Q: My 50 years old mother has been diagnosed with systemic lupus erythematosus (SLE). The doctor has asked her to take Omnacortil, HCQs, Amcard, Pantaocid and Supracal. Is she on the right mode of treatment? What precautions should we take? Following is the brief of her blood report:-
Please comment on the report cited above.

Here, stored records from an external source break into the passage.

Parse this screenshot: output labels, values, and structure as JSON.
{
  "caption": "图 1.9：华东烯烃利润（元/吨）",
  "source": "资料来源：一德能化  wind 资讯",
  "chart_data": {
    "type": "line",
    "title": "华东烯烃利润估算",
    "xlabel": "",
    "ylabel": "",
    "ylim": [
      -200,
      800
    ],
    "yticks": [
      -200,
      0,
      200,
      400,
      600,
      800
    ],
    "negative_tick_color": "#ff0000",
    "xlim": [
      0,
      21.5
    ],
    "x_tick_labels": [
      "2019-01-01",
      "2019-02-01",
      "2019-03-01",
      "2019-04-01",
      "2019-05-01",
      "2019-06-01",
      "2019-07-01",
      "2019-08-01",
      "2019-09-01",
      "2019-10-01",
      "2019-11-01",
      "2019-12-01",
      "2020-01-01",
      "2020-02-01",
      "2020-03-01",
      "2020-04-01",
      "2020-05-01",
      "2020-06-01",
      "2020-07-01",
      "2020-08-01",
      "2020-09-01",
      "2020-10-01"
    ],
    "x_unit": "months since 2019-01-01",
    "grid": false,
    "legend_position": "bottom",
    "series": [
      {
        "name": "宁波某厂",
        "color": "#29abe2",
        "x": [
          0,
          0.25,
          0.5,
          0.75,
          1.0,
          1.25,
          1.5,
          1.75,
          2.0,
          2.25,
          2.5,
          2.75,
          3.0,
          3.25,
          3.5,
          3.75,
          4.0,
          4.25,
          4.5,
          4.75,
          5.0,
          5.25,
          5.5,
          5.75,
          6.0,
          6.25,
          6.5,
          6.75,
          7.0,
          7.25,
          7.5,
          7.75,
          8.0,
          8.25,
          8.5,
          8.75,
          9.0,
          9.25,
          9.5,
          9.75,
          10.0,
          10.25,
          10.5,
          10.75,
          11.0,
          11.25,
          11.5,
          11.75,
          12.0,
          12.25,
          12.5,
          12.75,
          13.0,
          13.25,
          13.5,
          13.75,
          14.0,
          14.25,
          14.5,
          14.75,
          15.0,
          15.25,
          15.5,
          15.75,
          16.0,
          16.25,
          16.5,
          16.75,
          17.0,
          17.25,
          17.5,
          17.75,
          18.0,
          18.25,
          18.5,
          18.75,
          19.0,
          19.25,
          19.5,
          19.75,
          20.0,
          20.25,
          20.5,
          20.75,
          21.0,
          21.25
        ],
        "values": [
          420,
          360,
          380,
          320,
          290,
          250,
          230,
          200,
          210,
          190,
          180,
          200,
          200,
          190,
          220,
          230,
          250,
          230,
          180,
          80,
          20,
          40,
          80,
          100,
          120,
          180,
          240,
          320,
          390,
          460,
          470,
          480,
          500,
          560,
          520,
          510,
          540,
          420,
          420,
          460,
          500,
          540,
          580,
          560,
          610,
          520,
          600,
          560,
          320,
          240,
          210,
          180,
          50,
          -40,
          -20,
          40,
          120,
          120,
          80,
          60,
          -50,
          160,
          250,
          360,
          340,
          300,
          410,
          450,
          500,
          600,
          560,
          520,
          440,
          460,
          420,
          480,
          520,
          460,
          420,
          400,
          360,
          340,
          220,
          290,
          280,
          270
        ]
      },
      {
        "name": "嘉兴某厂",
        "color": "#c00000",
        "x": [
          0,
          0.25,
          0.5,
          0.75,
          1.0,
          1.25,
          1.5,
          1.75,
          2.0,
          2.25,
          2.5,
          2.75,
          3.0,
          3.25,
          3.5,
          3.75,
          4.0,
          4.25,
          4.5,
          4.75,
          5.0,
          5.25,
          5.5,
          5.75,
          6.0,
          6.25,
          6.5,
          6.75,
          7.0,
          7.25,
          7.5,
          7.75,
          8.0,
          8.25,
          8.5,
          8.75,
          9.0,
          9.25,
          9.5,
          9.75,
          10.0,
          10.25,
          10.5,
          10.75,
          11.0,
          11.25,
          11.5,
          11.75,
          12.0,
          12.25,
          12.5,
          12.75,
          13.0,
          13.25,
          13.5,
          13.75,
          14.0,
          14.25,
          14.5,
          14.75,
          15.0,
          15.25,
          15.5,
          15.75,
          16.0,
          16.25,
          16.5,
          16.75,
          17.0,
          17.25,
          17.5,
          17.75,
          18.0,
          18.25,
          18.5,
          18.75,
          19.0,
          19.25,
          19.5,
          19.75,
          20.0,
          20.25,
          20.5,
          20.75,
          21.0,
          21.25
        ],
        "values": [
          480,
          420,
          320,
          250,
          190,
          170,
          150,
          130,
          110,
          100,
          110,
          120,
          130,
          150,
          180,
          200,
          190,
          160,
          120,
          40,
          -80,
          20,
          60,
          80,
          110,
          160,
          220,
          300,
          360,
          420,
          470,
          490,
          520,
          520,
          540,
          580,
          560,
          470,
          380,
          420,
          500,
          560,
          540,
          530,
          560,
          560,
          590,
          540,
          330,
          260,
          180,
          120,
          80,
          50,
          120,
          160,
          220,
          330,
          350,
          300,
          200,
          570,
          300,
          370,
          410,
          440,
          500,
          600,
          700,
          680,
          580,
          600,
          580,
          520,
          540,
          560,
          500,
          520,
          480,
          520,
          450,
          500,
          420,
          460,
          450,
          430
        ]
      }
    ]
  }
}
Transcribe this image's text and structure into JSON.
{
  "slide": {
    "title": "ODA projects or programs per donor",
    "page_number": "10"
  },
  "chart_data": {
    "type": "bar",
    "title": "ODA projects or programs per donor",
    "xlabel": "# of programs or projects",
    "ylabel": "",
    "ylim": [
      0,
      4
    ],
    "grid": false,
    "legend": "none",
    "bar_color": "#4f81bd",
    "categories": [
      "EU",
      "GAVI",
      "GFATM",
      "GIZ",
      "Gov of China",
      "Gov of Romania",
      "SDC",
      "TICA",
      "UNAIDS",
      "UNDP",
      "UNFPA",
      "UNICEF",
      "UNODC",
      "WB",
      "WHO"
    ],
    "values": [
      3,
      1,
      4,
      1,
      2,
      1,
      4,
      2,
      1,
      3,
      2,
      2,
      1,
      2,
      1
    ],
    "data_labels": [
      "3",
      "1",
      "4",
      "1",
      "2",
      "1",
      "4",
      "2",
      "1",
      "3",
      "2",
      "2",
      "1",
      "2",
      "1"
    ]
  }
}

A:Systemic lupus erythematosus (SLE) is a chronic, autoimmune disorder in which the body forms antibodies to its own tissues resulting in inflammation of the small blood vessels involving virtually any part of the body. Thus, many organ systems are involved and the symptoms of the disease wax and wane over time. The cause for it is still not known. Patients may have non-specific symptoms like fever, tiredness, weight loss and joint pains or specific symptoms related to muscles and joints, skin, kidneys, lungs, heart, the gastro-intestinal tract or even the brain along with low blood counts. The American College of Rheumatology has laid down strict criteria based on both the clinical findings of the patient and the laboratory reports. A patient must have at least four of the eleven criteria listed by them to diagnose and sub-classify the disease. Nearly all patients have antinuclear antibodies (ANAs) present in blood and the presence of antibodies to native double-stranded DNA (dsDNA) is relatively specific for the diagnosis of the disease. Patients who have high ANA levels often need additional tests to subtype the ANA such as Sm, SSA, SSB, and ribonucleoprotein (RNP). The ANA test is very sensitive but not specific while anti-dsDNA is highly specific for the disorder and anti-Sm, the most specific one. Your mother needs to consult a rheumatologist who can examine her and interpret the laboratory results in the light of her clinical findings. The treatment will depend on the diagnosis and the patient’s clinical condition.